In this article, we focus on extensions of the scan statistic proposed by Kulldorff (1997) for cluster detection of spatial count data. The new scan statistics, denoted as Scan-ZIP and Scan-ZIP+EM, allow for the occurrence of zero-inflated spatial data. Our simulations revealed that the Scan-Poisson statistic proposed by Kulldorff (1997) steadily deteriorates as the number of structural zeros increases, producing biased inferences. This can be evaluated in terms of power, sensitivity, and PPV measures. Our simulations also revealed that the Scan-ZIP and Scan-ZIP+EM statistics are, most of the time, either superior or comparable to the Scan-Poisson statistic for all scenarios. When the structural zeros are known, Scan-ZIP is far superior to the other algorithms. The real data application reinforces these conclusions: for high-incidence areas, which nonetheless present zero case counts, the Scan-Poisson method fails to provide a reasonable solution or cluster.

Another important finding shown in our simulations is that when the data include structural zeros, the Scan-Poisson method is more likely to detect spurious significant clusters than the Scan-ZIP and Scan-ZIP+EM methods.

Like Kulldorff’s scan statistic, the ZIP scan statistic can be linked to more sophisticated cluster detection techniques, allowing for the detection of irregularly shaped clusters. Moreover, it seems quite straightforward to make extensions to space-time and prospective space-time versions. However, it should be borne in mind that the computational effort required by the EM algorithm increases as the number of candidate clusters increases, since we must estimate structural zeros for each candidate cluster. For instance, for the map used in our simulations with 203 regions and using a C++ implementation optimized for a Core i7 PC with 4GB RAM, running 10,000 simulations under \(H_0\) takes about 8 seconds for the Scan-Poisson or the Scan-ZIP. In our experiments, the Scan-ZIP+EM was about eight times slower than the Scan-Poisson and Scan-ZIP. A copy of our codes can be made available upon request.
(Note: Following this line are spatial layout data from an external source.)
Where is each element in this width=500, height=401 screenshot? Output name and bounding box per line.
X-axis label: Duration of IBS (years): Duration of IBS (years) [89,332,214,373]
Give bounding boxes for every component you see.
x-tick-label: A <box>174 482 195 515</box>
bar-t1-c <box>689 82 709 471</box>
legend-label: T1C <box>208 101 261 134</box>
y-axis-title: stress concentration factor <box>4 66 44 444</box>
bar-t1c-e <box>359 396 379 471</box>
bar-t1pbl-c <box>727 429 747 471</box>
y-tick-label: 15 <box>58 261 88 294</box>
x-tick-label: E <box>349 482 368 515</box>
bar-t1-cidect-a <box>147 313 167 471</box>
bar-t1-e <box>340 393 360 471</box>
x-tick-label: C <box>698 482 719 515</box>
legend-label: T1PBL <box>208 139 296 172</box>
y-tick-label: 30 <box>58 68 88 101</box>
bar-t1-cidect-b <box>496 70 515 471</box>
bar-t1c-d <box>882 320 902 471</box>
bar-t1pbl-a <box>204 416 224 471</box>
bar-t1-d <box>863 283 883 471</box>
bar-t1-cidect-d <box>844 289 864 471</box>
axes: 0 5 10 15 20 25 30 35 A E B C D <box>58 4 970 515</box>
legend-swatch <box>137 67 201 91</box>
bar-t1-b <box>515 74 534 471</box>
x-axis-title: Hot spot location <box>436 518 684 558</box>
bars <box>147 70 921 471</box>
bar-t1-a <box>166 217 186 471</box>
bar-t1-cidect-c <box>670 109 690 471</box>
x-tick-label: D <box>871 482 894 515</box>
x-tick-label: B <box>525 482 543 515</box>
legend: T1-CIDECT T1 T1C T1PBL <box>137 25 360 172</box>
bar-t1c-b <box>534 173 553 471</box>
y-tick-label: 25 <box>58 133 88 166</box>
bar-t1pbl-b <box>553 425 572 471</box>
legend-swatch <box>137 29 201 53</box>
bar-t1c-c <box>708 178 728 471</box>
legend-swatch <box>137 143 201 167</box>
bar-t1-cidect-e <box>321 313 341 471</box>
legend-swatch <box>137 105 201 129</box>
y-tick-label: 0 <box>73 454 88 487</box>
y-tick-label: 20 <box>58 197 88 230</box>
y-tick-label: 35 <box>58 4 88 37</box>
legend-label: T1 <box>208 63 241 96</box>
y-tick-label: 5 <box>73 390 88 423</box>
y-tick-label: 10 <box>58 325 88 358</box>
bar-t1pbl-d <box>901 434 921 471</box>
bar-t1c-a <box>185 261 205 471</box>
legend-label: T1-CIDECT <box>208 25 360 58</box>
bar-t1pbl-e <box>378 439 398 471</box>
In this work, we used area-aggregated data for simulation and applications. With the formulation presented in this paper, the proposed method is restricted to this type of data. For instance, our methodology is not suitable for point pattern data. In the future, a more general approach could be developed to account for point pattern data sets.

In Sect. 3, we assume that the case counts in the regions follow independent ZIP random variables with the same probability \(p\) of a structural zero. However, following Lambert (1992), a more flexible model can be devised by considering the case where probability \(p_i\) of a structural zero in region \(i\) is modelled as a function of covariates using a logistic regression.